Mullaippattu is a poetic work of Tamil literature from the Sangam ageand is included in the Ettuttokai anthology of Sangam literature. The Tamil poetic work can be traced back to the period equivalent to between 100 BCE - 100 CE. Mullaippattu has 103 lines of verses and is the shortest poem in the Pattuppattu anthology, composed in the Akaval meter. The poet Nappoothanaar has written the poems in Mullaippattu. Kurincippattu and Mullaippattu are the only love poems amongst the other poems in the Pattuppattu anthology that are unique. The poems don't indulge in the praise of a munificent patron or king. Moreover, neither the king's country nor an urban centre is described either. The major focus is to express the human feeling of love which is the primary theme of Akam poems.
Content of Mullaippattu
The theme and subject of Mullaippattu belongs to the classification of the subjective matter known as Akam that revolves around human emotions and experiences like love and other human relationships. Mullaippattu is a genuine love poem and narrates about a woman who longs for her lover, who has went to fight a war and left her. In the ancient days, the soldiers used return to their own country and back to their homes during the monsoon season, in order to tend to their prime profession of agriculture. The heroine mourns that even though the monsoon has arrived on time, yet the love of her life hasn't returned back home from the battleground. The narration of the country and the natural landscape during the rainy season is particularly outstanding in this book.
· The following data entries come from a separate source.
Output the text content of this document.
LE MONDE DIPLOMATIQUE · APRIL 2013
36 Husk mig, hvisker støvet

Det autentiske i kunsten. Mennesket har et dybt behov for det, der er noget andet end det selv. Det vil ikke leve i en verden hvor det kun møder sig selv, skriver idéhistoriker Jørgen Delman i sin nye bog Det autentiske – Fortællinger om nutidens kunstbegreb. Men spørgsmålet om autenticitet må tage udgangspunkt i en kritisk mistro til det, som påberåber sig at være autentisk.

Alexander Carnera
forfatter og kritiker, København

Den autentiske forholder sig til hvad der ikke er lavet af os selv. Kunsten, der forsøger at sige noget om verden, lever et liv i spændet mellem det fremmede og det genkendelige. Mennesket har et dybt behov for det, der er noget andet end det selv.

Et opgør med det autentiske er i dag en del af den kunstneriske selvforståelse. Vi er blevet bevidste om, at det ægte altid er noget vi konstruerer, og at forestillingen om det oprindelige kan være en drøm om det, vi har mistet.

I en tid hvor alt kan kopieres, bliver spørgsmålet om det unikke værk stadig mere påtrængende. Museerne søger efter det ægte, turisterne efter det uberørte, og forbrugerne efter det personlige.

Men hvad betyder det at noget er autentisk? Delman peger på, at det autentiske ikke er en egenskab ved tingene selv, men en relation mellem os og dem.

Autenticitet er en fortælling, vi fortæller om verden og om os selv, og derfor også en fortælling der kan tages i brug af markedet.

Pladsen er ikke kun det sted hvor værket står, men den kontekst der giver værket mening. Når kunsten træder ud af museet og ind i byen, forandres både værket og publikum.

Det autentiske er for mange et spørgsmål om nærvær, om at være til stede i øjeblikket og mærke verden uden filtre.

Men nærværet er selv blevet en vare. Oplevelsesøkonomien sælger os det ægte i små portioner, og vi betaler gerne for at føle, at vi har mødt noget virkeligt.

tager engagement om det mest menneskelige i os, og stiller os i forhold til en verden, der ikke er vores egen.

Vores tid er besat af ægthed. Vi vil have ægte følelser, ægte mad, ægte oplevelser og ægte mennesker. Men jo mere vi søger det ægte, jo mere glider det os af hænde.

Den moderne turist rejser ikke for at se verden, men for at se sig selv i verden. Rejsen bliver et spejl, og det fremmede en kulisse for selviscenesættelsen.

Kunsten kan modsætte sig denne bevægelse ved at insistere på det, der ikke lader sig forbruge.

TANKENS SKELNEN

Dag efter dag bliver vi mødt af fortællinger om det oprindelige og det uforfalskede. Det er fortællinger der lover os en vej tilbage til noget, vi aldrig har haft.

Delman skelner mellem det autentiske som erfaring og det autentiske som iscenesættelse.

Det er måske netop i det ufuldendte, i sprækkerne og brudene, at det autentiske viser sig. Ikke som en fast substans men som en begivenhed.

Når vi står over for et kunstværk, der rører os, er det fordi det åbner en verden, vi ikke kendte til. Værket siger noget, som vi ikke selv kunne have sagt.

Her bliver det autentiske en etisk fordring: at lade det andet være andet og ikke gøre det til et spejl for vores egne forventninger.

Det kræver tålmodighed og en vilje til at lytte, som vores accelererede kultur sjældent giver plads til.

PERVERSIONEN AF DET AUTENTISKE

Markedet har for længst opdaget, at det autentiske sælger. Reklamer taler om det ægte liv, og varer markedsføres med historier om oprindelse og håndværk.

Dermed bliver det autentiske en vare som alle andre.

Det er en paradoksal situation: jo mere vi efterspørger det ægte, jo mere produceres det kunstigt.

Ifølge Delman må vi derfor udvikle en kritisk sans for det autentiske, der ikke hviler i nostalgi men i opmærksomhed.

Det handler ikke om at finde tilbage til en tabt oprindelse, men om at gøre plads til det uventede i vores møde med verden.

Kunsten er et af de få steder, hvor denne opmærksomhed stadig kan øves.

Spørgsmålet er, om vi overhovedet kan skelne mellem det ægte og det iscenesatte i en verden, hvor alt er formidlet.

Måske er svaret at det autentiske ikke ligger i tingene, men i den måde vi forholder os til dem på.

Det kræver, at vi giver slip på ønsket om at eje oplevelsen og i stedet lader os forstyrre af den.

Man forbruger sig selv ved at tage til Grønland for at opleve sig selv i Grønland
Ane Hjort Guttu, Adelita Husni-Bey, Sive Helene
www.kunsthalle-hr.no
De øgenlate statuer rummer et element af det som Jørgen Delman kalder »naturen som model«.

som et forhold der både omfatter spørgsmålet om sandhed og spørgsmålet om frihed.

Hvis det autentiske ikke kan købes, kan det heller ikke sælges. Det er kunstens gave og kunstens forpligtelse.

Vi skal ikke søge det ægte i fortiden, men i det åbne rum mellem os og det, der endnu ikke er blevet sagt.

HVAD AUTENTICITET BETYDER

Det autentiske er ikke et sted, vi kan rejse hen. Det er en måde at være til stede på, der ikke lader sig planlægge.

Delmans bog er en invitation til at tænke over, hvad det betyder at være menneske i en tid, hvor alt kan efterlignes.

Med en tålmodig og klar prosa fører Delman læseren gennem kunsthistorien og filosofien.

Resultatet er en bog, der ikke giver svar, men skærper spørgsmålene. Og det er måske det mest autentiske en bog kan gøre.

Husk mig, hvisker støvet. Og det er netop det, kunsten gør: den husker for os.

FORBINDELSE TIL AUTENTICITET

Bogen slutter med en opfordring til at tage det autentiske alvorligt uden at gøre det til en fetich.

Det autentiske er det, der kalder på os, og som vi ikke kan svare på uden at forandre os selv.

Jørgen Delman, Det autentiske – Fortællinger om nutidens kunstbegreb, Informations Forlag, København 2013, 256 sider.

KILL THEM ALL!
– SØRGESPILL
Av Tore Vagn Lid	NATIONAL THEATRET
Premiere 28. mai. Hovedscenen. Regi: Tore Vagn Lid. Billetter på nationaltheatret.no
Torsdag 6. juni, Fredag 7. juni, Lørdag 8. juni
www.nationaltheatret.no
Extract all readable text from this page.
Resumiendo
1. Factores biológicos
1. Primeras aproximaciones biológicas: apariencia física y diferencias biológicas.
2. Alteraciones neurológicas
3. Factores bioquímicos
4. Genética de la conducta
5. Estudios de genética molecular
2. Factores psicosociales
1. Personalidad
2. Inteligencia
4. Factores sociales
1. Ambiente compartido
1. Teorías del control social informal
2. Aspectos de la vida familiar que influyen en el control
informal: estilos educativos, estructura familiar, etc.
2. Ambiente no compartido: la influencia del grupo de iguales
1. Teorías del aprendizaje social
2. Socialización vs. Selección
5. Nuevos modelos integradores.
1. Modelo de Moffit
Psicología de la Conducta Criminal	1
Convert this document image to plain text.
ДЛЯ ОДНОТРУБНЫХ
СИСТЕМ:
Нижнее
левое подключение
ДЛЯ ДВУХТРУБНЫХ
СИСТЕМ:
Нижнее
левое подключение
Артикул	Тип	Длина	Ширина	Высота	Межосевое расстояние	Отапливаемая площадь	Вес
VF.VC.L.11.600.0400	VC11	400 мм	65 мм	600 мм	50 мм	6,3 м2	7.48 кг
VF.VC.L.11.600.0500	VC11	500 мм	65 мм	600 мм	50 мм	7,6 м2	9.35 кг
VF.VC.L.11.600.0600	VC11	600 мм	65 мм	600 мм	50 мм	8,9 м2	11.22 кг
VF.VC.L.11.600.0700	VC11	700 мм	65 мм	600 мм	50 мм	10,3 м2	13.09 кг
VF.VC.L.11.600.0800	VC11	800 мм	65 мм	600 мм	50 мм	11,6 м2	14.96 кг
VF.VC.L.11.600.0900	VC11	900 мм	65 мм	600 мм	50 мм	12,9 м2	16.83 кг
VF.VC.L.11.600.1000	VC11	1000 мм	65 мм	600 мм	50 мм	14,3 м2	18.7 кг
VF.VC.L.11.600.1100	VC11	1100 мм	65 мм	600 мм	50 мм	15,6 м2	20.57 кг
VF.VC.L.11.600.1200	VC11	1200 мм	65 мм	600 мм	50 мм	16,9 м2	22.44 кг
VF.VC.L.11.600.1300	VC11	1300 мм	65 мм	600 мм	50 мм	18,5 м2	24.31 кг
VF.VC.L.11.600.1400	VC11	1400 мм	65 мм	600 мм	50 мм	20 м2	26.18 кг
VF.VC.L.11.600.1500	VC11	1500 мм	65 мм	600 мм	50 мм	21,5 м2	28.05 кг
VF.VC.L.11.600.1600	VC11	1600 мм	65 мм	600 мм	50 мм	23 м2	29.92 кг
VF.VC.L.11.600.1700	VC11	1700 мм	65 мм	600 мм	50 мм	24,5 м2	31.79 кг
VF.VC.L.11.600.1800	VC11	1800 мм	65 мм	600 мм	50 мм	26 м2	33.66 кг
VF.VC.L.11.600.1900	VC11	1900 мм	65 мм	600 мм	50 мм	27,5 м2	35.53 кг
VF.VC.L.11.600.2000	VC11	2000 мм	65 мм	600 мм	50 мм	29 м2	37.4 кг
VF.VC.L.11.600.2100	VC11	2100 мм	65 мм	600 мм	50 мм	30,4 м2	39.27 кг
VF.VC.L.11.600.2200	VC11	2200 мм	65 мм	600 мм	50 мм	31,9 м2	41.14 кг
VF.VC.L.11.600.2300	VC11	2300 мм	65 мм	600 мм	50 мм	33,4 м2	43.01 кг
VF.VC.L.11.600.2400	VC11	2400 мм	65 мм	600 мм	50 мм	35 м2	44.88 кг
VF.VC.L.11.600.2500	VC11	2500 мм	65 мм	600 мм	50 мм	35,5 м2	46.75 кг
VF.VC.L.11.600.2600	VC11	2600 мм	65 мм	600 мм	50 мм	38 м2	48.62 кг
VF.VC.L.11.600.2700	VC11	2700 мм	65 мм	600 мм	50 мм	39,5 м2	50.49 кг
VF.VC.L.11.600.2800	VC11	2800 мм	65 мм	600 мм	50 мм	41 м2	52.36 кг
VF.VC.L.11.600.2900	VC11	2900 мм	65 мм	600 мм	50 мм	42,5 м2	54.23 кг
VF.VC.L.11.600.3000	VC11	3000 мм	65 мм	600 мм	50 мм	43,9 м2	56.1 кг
The fundamental theme of Mullaittinai poems is to focus on the patience and self-control depicted by a wife, until her husband, who is a warrior, comes back from a victorious military campaign. The hero of the poem is away on a military operation must return home before the arrival of rainy season. If the soldiers stay in the combat zone during the monsoon season then the seasonal harvest will be adversely affected in the nations engaged in war. Thus it is a tradition among the soldiers to go back to their respective homelands before the monsoons. The poem describes that even though there were suggestions that marks the arrival of monsoonal weather, her soldier husband has not yet returned from his military operation. While the heroine wonders about any delay, she begins to hear the sound of chariot wheels.
This forms the basic theme of the poem Mullaippattu and also elaborately narrates the stunning natural and scenic beauty of the forest land during the rainy season.